John Simister, who reviewed the new 9-5 SportWagon for The Independent, came away impressed by the 9-5’s new skills. Unfortunately, he must have forwarded the review on to his editor before production came to a stop again. Hopefully soon the real estate deal will be finished or Victor Muller will come back to Trollhättan having secured near-term financing so the line can get started again. Either way, it’s not ideal that this restart has been so herky jerky, but relative to all that Saab has gone through, the current situation is a drop in the bucket. If John’s willing to believe in the company’s future based on the prospective Chinese deals, then the picture is essentially the same looking forward.

His is the first review I’ve read where the reviewer focuses more on the car than the company or their short term problems, which is incredibly refreshing. Of the different models he tested, the 2.0T Petrol version was his favorite.

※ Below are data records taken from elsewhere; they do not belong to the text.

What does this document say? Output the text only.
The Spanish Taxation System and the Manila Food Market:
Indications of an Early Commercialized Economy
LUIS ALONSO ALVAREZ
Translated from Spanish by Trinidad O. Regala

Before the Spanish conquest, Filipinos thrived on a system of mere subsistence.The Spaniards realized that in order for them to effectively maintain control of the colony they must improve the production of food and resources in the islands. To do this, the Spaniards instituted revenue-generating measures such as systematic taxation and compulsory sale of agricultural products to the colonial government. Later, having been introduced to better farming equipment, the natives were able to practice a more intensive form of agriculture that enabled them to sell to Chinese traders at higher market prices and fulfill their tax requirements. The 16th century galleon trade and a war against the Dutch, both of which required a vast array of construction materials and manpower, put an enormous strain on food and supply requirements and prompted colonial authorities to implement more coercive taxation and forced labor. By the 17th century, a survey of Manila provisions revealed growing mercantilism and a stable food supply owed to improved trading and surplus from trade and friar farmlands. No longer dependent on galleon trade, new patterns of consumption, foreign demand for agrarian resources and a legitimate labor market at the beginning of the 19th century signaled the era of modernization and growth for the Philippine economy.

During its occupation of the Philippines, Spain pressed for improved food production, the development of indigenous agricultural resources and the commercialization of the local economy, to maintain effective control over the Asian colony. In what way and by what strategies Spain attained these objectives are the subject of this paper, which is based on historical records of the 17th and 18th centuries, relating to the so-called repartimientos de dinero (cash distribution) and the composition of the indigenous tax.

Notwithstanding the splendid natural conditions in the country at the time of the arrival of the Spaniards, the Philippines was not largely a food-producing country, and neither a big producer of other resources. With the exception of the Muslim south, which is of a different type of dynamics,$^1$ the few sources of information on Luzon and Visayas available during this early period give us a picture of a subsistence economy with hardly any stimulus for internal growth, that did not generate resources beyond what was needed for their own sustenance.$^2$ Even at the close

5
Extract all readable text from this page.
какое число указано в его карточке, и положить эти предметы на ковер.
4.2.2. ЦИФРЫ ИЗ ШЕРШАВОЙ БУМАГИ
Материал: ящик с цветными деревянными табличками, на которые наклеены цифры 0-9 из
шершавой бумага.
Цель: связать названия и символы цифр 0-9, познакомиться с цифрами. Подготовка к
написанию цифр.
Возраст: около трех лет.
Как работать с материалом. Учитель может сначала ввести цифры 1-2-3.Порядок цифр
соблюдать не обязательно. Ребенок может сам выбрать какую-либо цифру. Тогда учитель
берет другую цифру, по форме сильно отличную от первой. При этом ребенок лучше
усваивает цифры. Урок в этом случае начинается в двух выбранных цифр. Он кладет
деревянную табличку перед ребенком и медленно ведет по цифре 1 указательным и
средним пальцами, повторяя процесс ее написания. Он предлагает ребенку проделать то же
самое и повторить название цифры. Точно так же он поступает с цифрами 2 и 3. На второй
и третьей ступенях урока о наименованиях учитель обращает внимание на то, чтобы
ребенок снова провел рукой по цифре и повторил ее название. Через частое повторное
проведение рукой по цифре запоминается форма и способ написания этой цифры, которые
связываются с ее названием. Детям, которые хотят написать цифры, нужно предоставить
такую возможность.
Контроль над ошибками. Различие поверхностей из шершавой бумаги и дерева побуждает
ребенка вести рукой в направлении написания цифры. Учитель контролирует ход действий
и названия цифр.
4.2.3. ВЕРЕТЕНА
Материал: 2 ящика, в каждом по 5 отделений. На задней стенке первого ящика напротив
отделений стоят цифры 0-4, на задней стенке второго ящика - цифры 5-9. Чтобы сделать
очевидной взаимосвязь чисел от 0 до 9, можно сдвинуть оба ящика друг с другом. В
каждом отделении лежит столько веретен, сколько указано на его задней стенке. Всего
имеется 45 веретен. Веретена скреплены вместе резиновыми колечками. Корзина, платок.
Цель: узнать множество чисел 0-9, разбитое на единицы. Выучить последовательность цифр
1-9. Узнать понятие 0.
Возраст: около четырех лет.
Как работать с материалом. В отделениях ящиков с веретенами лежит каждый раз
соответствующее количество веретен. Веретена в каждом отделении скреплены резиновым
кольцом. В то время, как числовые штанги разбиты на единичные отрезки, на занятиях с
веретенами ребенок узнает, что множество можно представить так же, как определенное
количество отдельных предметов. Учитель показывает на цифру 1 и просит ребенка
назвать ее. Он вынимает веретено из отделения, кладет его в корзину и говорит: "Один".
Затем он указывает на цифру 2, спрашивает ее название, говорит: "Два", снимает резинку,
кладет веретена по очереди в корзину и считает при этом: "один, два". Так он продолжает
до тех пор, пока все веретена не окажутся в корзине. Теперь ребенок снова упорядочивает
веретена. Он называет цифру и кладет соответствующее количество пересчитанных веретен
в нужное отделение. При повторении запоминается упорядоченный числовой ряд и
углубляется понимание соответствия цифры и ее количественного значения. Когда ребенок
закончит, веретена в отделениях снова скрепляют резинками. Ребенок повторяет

That final car had the HiPer strut suspension in Sport specification, a smooth and lusty 220bhp petrol turbo engine, and standard, non-adaptive dampers. This was the one; its steering was crisp, progressive and natural, its ride was supple but controlled. This is how a 9-5 should be, even on 18in wheels, and it shows how good a 9-5 can be. Saab’s own engineers like it best, and so do I.

His conclusion is probably the most rewarding part of the article. It’s a reminder that Saab is the alternative for luxury buyers wanting to stand apart from the crowd.

Would it make me buy a 9-5 SportWagon over an obvious German rival? I do believe it would, not least because it’s a refreshing and worthwhile break from the default choices. Own a Saab, and it’s clear you’ve thought about it. And that, in today’s brand-obsessed world, has to be a good thing.